Recall that the basic objective of this plan, the preparers of which are still facing trial, was to detonate bombs on islands primarily inhabited by minorities and to make it look like religious people had done it. In this way, they would show the world -- and especially the West -- that Islamization in Turkey had reached dangerous levels. And so the psychological groundwork to say “stop” to this threat through antidemocratic means would be created.
Those who wanted to make it seem that a bloody attack on the Council of State in 2006 and a bomb attack on the Cumhuriyet daily headquarters had been carried out by a growing Islamic movement had envisioned Heybeliada as their new base of operations. But the image at Heybeliada is going to infuriate those who believe this country does not deserve a true democracy.

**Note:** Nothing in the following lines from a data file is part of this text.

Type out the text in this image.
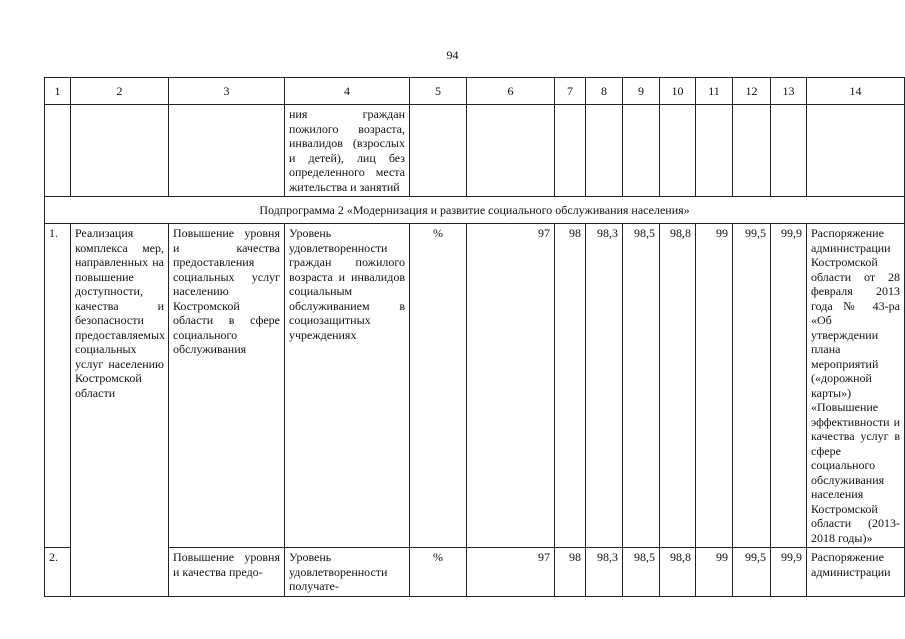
94
1	2	3	4	5	6	7	8	9	10	11	12	13	14
			ния граждан пожилого возраста, инвалидов (взрослых и детей), лиц без определенного места жительства и занятий										
Подпрограмма 2 «Модернизация и развитие социального обслуживания населения»													
1.	Реализация комплекса мер, направленных на повышение доступности, качества и безопасности предоставляемых социальных услуг населению Костромской области	Повышение уровня и качества предоставления социальных услуг населению Костромской области в сфере социального обслуживания	Уровень удовлетворенности граждан пожилого возраста и инвалидов социальным обслуживанием в социозащитных учреждениях	%	97	98	98,3	98,5	98,8	99	99,5	99,9	Распоряжение администрации Костромской области от 28 февраля 2013 года № 43-ра «Об утверждении плана мероприятий («дорожной карты») «Повышение эффективности и качества услуг в сфере социального обслуживания населения Костромской области (2013-2018 годы)»
2.		Повышение уровня и качества предо-	Уровень удовлетворенности получате-	%	97	98	98,3	98,5	98,8	99	99,5	99,9	Распоряжение администрации
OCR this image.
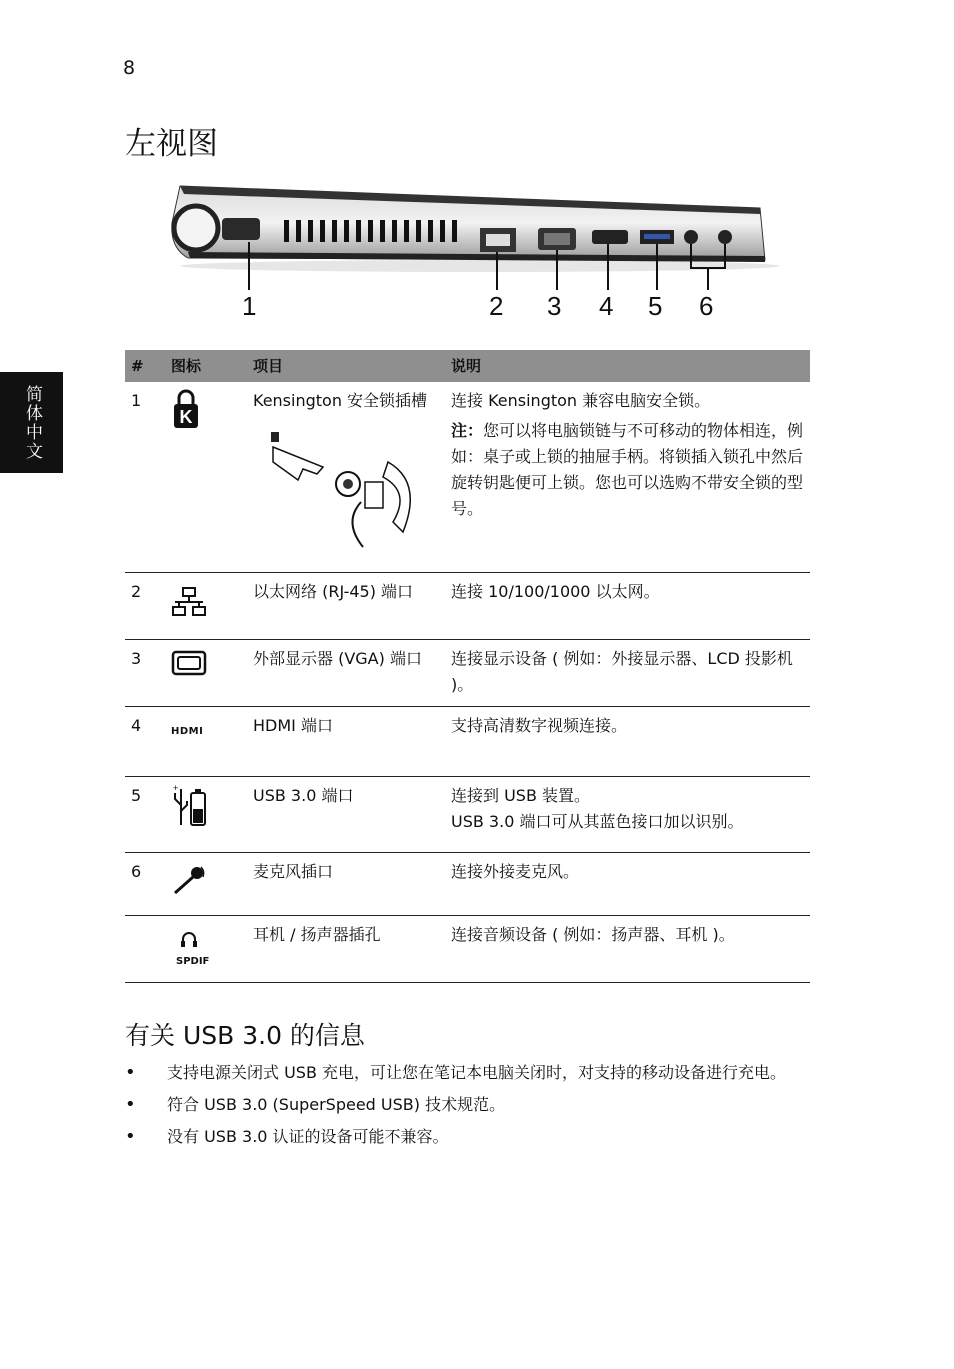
8
简体中文
左视图
1	2 3 4 5 6
#	图标	项目	说明
1	K	Kensington 安全锁插槽	连接 Kensington 兼容电脑安全锁。
注：您可以将电脑锁链与不可移动的物体相连，例如：桌子或上锁的抽屉手柄。将锁插入锁孔中然后旋转钥匙便可上锁。您也可以选购不带安全锁的型号。

2		以太网络 (RJ-45) 端口	连接 10/100/1000 以太网。
3		外部显示器 (VGA) 端口	连接显示设备 ( 例如：外接显示器、LCD 投影机 )。
4	HDMI	HDMI 端口	支持高清数字视频连接。
5	+	USB 3.0 端口	连接到 USB 装置。
USB 3.0 端口可从其蓝色接口加以识别。

6		麦克风插口	连接外接麦克风。

	SPDIF	耳机 / 扬声器插孔	连接音频设备 ( 例如：扬声器、耳机 )。
有关 USB 3.0 的信息
• 支持电源关闭式 USB 充电，可让您在笔记本电脑关闭时，对支持的移动设备进行充电。
• 符合 USB 3.0 (SuperSpeed USB) 技术规范。
• 没有 USB 3.0 认证的设备可能不兼容。
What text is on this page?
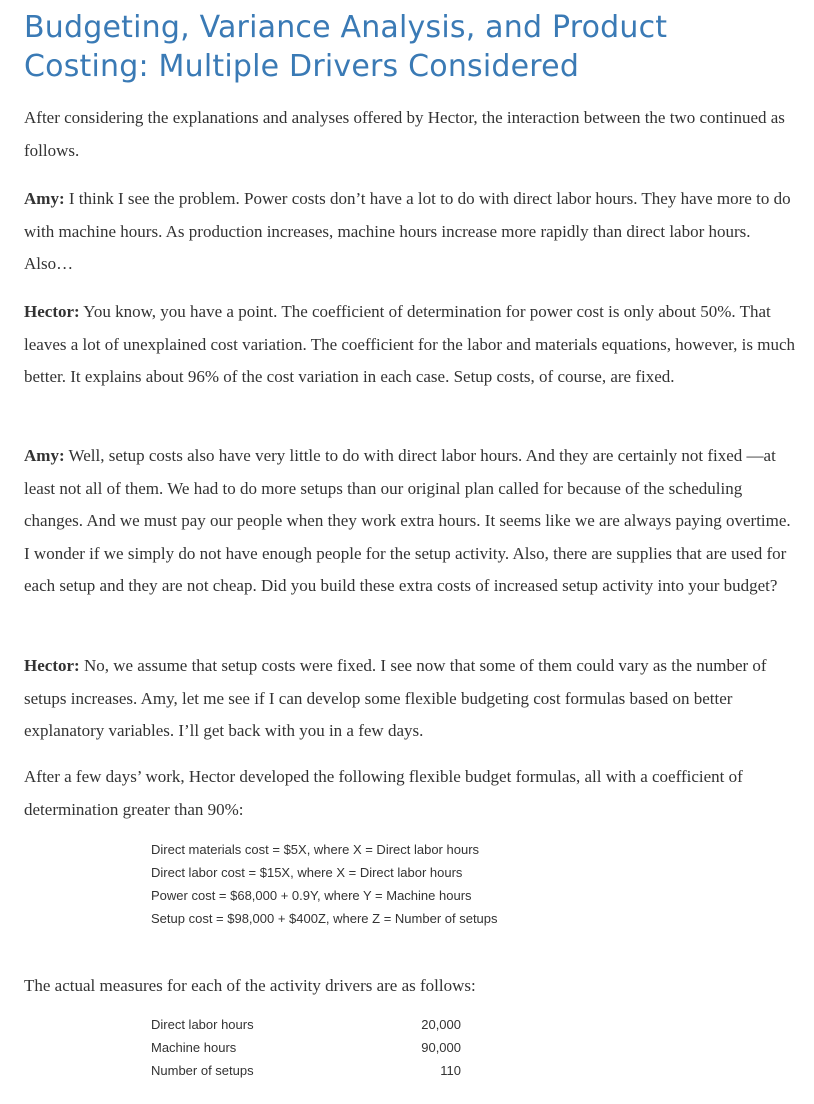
Budgeting, Variance Analysis, and Product Costing: Multiple Drivers Considered

After considering the explanations and analyses offered by Hector, the interaction between the two continued as follows.

Amy: I think I see the problem. Power costs don’t have a lot to do with direct labor hours. They have more to do with machine hours. As production increases, machine hours increase more rapidly than direct labor hours. Also…

Hector: You know, you have a point. The coefficient of determination for power cost is only about 50%. That leaves a lot of unexplained cost variation. The coefficient for the labor and materials equations, however, is much better. It explains about 96% of the cost variation in each case. Setup costs, of course, are fixed.

Amy: Well, setup costs also have very little to do with direct labor hours. And they are certainly not fixed —at least not all of them. We had to do more setups than our original plan called for because of the scheduling changes. And we must pay our people when they work extra hours. It seems like we are always paying overtime. I wonder if we simply do not have enough people for the setup activity. Also, there are supplies that are used for each setup and they are not cheap. Did you build these extra costs of increased setup activity into your budget?

Hector: No, we assume that setup costs were fixed. I see now that some of them could vary as the number of setups increases. Amy, let me see if I can develop some flexible budgeting cost formulas based on better explanatory variables. I’ll get back with you in a few days.

After a few days’ work, Hector developed the following flexible budget formulas, all with a coefficient of determination greater than 90%:

The actual measures for each of the activity drivers are as follows:

Direct materials cost = $5X, where X = Direct labor hours
Direct labor cost = $15X, where X = Direct labor hours
Power cost = $68,000 + 0.9Y, where Y = Machine hours
Setup cost = $98,000 + $400Z, where Z = Number of setups
Direct labor hours	20,000
Machine hours	90,000
Number of setups	110
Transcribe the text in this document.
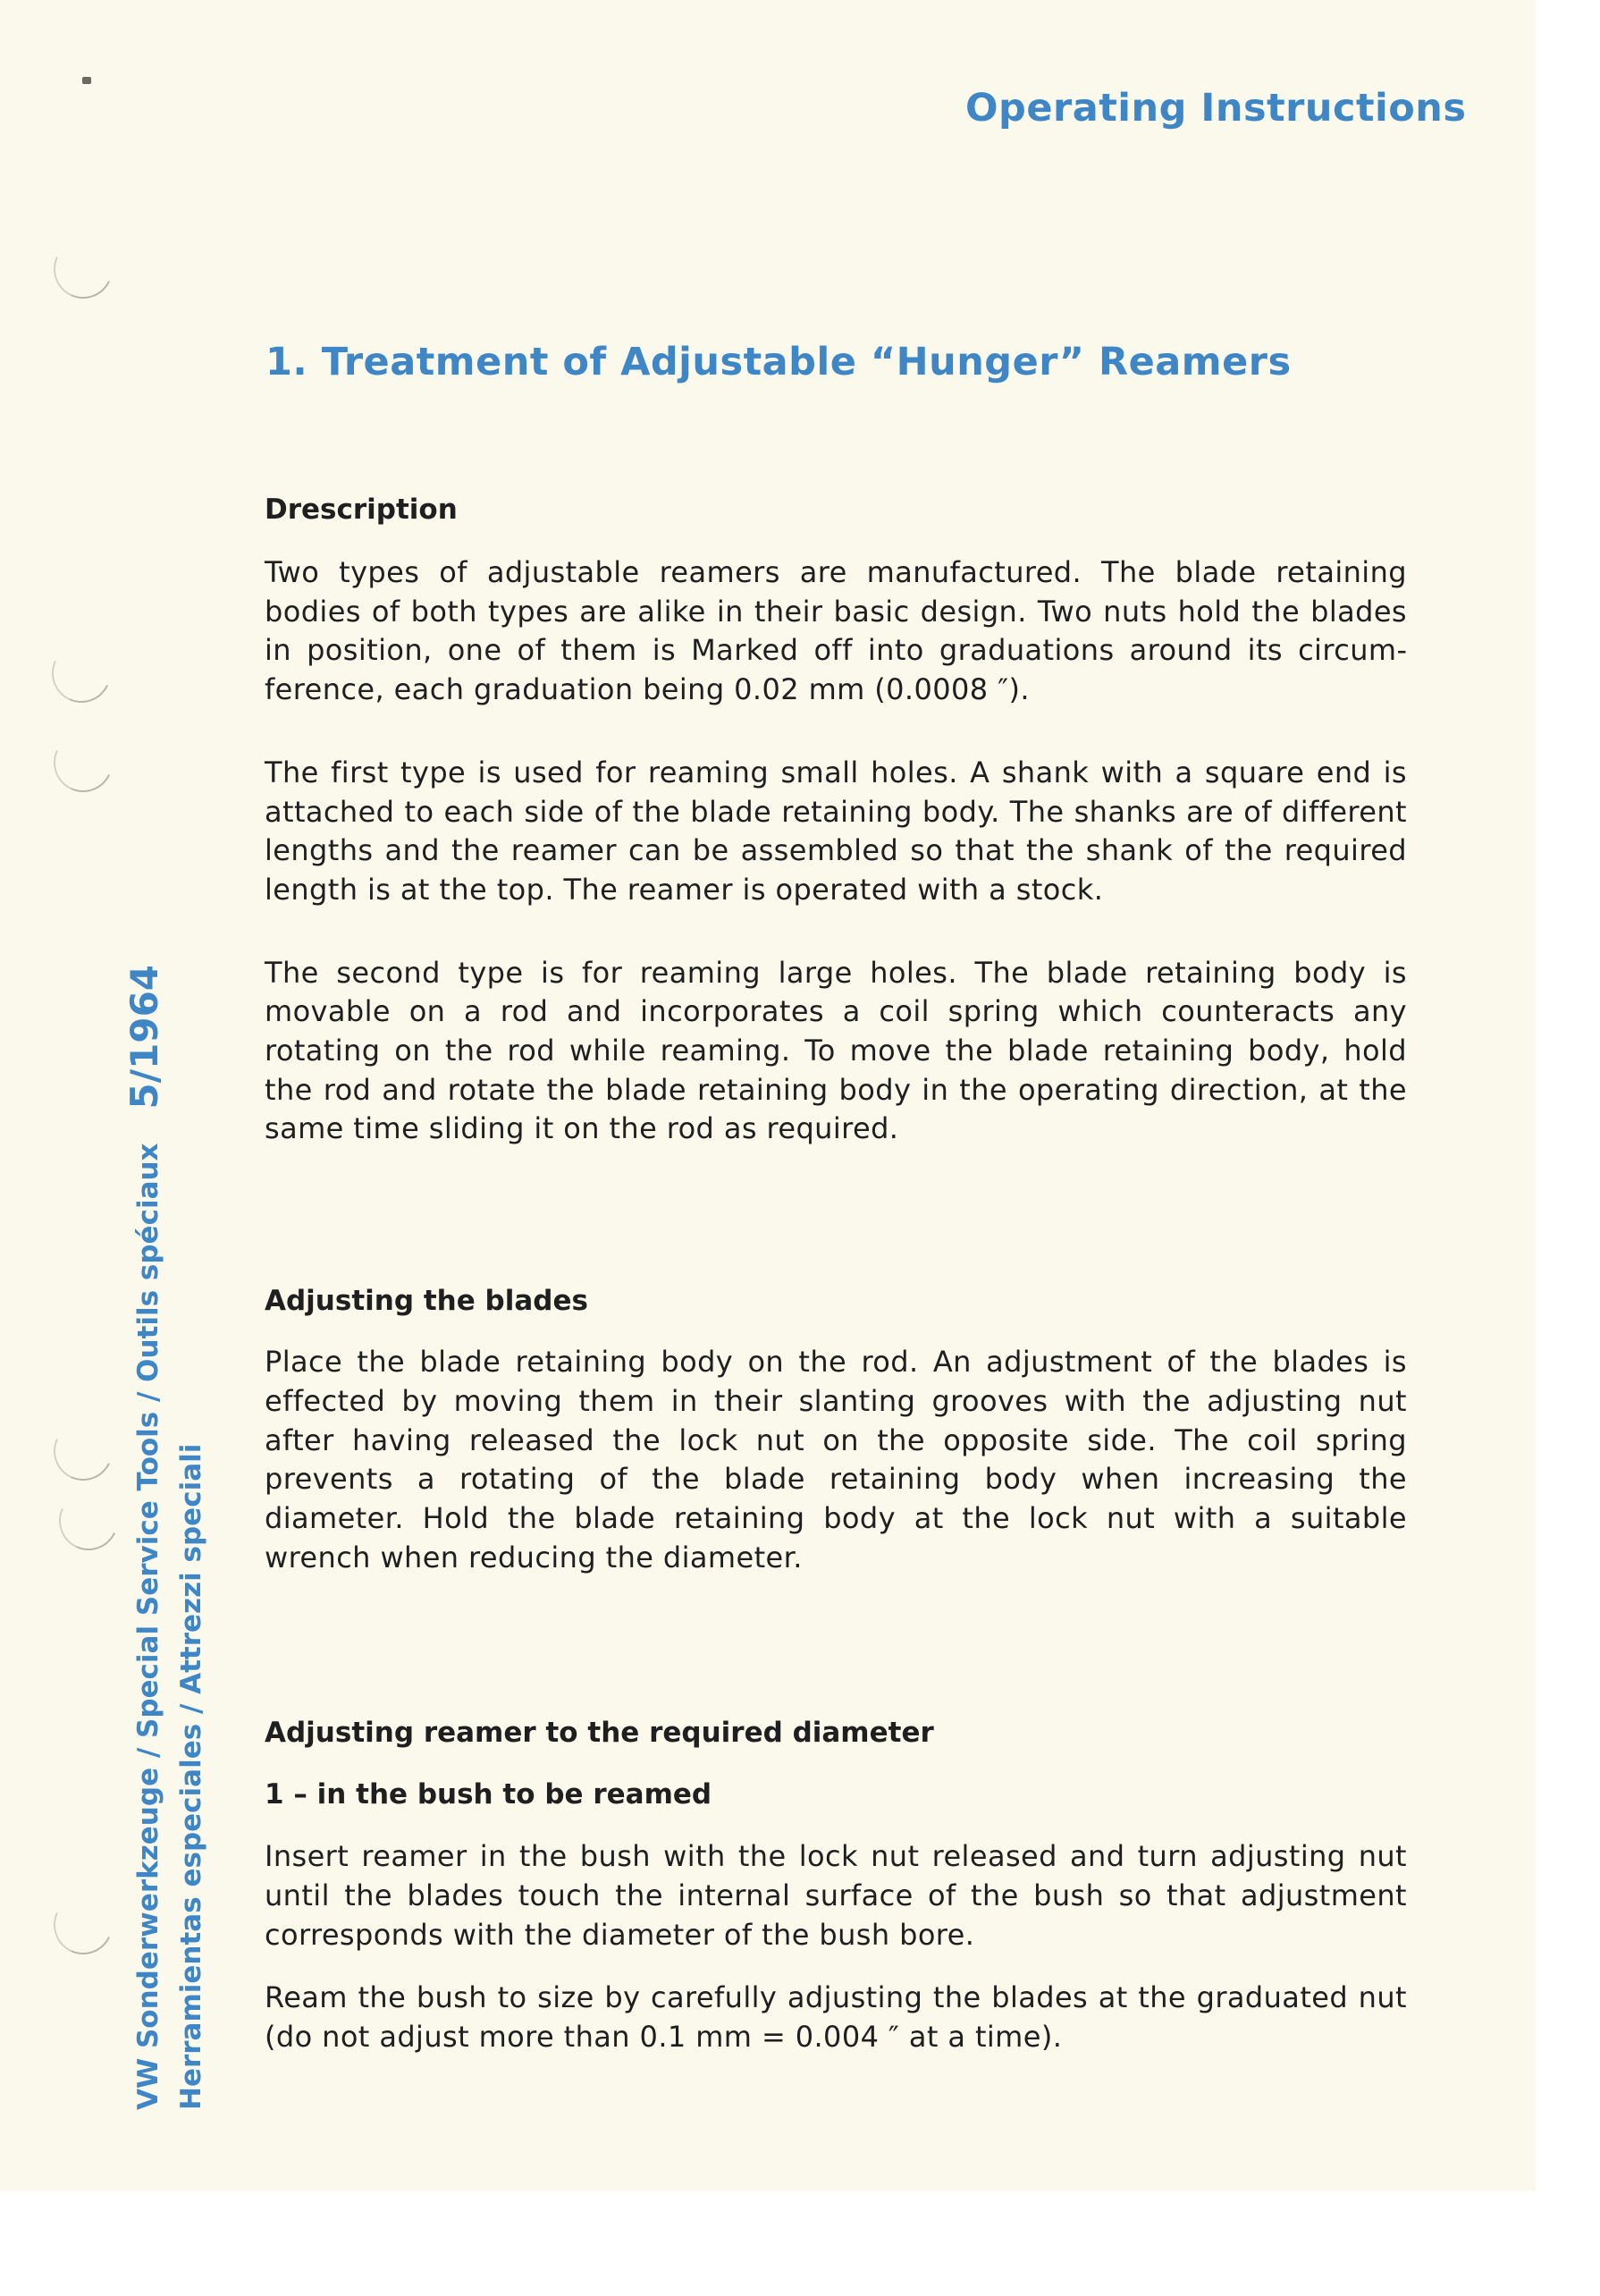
Operating Instructions
1. Treatment of Adjustable “Hunger” Reamers
Drescription

Two types of adjustable reamers are manufactured. The blade retaining bodies of both types are alike in their basic design. Two nuts hold the blades in position, one of them is Marked off into graduations around its circumference, each graduation being 0.02 mm (0.0008 ″).

The first type is used for reaming small holes. A shank with a square end is attached to each side of the blade retaining body. The shanks are of different lengths and the reamer can be assembled so that the shank of the required length is at the top. The reamer is operated with a stock.

The second type is for reaming large holes. The blade retaining body is movable on a rod and incorporates a coil spring which counteracts any rotating on the rod while reaming. To move the blade retaining body, hold the rod and rotate the blade retaining body in the operating direction, at the same time sliding it on the rod as required.

Adjusting the blades

Place the blade retaining body on the rod. An adjustment of the blades is effected by moving them in their slanting grooves with the adjusting nut after having released the lock nut on the opposite side. The coil spring prevents a rotating of the blade retaining body when increasing the diameter. Hold the blade retaining body at the lock nut with a suitable wrench when reducing the diameter.

Adjusting reamer to the required diameter
1 – in the bush to be reamed

Insert reamer in the bush with the lock nut released and turn adjusting nut until the blades touch the internal surface of the bush so that adjustment corresponds with the diameter of the bush bore.

Ream the bush to size by carefully adjusting the blades at the graduated nut (do not adjust more than 0.1 mm = 0.004 ″ at a time).

VW Sonderwerkzeuge / Special Service Tools / Outils spéciaux5/1964
Herramientas especiales / Attrezzi speciali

Graduate and doctorate students from various universities who wear the headscarf walked down the hill on which the Halki seminary -- which has been closed since 1971 -- is located and towards the pier with İstanbul-based Greek Orthodox Patriarchate spokesperson Father Dositheos Anagnostopoulos. They were talking about the Halki seminary problem and exchanging views about sensitive religious issues.
The picture painted by Anagnostopoulos, who was born in Kadıköy, İstanbul, and who acquired his doctorate in Germany, becoming a priest at the age of 61 after working for 35 years, and the women wearing a headscarf about Turkey was completely opposite of the picture that those who planned the Cage action plan and other similar plans wanted to create.
What made this picture possible was the trip organized by Anagnostopoulos, a member of the Intercultural Dialogue Platform (KADİP), which was established within the body of the Journalists and Writers Foundation (GYV) to facilitate understanding between people of different faiths in Turkey.
This visit by a group of academics, journalists and writers was a de facto response to those who are trying to push the religious segment of society into a trap. Unlike what Ergenekon plans claim, religious people are not a threat to different religious groups living in this country. To the contrary, they are people who try to understand their problems and work to solve them.
We listened to a short but exhilarating explanation about icons, church manners and leaders in Christianity from Father Theodor, who used to be former Foreign Affairs Minister İsmail Cem’s classmate at Robert College and currently serves as a priest at the church inside the Halki seminary, which also functions as a monastery. He explained that just like in mosques, there used to be a separate place for women in orthodox churches as well and that women used to participate in prayers separately until 1955. We listened to how they did not like it when people visited churches wearing revealing and inappropriate clothing.
We had the opportunity to hear firsthand the views on opening the Halki seminary, a subject that has been debated internationally for many years. What caught my attention was that there is no trace of the positive mood that has been quietly spreading around in Ankara about having found a formula to open the Halki seminary. In fact, spokesman Anagnostopoulos said opening the school with a formula that all sides do not agree on would have no benefit and noted that even if the ruling party went along with it, the opposition would take it to the Constitutional Court and make the issue even more complicated. According to the spokesman, a long-term solution cannot be found until amendments are made to the Constitution. Therefore, a provision that permits private religious education in higher education needs to be included in a new constitution to be drafted.
Instead of opening up the school with a sloppy formula, they prefer waiting a couple of years for a solid one. Asked why they have not taken the Halki seminary problem to the European Court of Human Rights, as they had a dispute over an orphanage, they said that following their meeting with Prime Minister Recep Tayyip Erdoğan, Bülent Arınç and Egemen Bağış, they felt more hopeful that they would be able to find a solution inside Turkey. Anagnostopoulos also recalled former Education Minister Hüseyin Çelik’s comment, “If it were up to me, I would open the Halki seminary tomorrow.” What a painful situation that shows the lack of political will and the problem of tutelage over our democracy. Problems that are debated over and over again but never solved either became gangrenous or damage the relationship between the citizens and the state when forcibly solved due to pressure from the European court.